COVID-19 brings community to the forefront of every conversation. Financial institutions need to stay relevant in these community conversations – even as the centrality of the branch declines.

…while attachment to physical branches wanes

For many banks and credit unions, branches stand as a center of gravity within their communities. Branches have long been natural centers for engagement, visible icons of community support and primary drivers of brand identity.

Yet communities have increasingly become virtual, leaving customers less reliant on branches than ever. According to our study, 90 percent of respondents believe that having branches near them is important, yet only three in 10 respondents use a branch regularly.

COVID-19 elevates many digital services to outright necessity at a time when branch visits are impractical. Financial institutions should emphasize education, advising consumers on the vast range of services that can now be done digitally, as safely and conveniently as doing so in a branch.

Social media: Engaging customers where they are

Social media is an increasingly important way for financial institutions to communicate with and support customers, members and the community.

Thirty-five percent of respondents in the FIS PACE study indicated they used social media to communicate with their primary financial service provider. Top reasons for using social media to engage their provider included:

  • Finding information was easier using social media than online or mobile banking apps
  • Social media was more efficient to get questions answered and problems solved
  • Social media was a good way to get their primary service provider’s attention

Engaging financial institution customers on social media is a foundational skill in today’s digital-first world.
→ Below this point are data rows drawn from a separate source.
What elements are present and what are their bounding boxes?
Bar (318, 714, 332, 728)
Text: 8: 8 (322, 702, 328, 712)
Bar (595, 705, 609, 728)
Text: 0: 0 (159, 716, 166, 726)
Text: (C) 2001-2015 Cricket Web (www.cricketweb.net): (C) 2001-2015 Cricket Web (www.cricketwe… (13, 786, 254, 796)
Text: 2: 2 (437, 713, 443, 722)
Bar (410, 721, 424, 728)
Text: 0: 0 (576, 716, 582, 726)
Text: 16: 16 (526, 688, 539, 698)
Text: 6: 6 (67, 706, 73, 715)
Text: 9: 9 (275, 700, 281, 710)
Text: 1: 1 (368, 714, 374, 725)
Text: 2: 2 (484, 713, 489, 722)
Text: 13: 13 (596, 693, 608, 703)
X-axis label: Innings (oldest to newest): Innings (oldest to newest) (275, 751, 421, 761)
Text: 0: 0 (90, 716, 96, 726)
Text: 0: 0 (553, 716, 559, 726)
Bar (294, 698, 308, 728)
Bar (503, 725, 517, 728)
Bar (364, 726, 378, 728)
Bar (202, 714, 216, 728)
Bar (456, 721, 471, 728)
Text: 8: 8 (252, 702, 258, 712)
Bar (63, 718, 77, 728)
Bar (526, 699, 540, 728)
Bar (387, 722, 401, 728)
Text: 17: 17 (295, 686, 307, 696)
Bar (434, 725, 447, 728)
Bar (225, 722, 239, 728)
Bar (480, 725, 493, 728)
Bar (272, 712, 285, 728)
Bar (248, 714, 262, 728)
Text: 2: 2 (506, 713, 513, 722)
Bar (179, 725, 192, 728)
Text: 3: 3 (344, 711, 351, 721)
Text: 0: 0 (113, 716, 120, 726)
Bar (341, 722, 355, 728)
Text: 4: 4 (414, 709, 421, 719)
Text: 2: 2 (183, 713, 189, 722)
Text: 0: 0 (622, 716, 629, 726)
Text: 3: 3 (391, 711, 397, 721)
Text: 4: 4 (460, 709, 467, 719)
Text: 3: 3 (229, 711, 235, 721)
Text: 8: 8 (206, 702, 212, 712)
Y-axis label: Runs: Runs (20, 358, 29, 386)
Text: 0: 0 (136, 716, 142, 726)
Doing so effectively and with an eye to the best possible customer experience is critical to community engagement in an age when community exists far beyond the branch.

The future of community engagement

As consumers expand their definition of community, financial institutions will want to build and reinforce their brand digitally. As the role of the branch changes, engaging with the community will need to look different, as will communication about those good works.

Financial institutions will need to reevaluate what a branch means to their community and how to best support evolving consumer needs. That means financial institutions should look to improve core digital services, including digital branding efforts and community engagement via social media.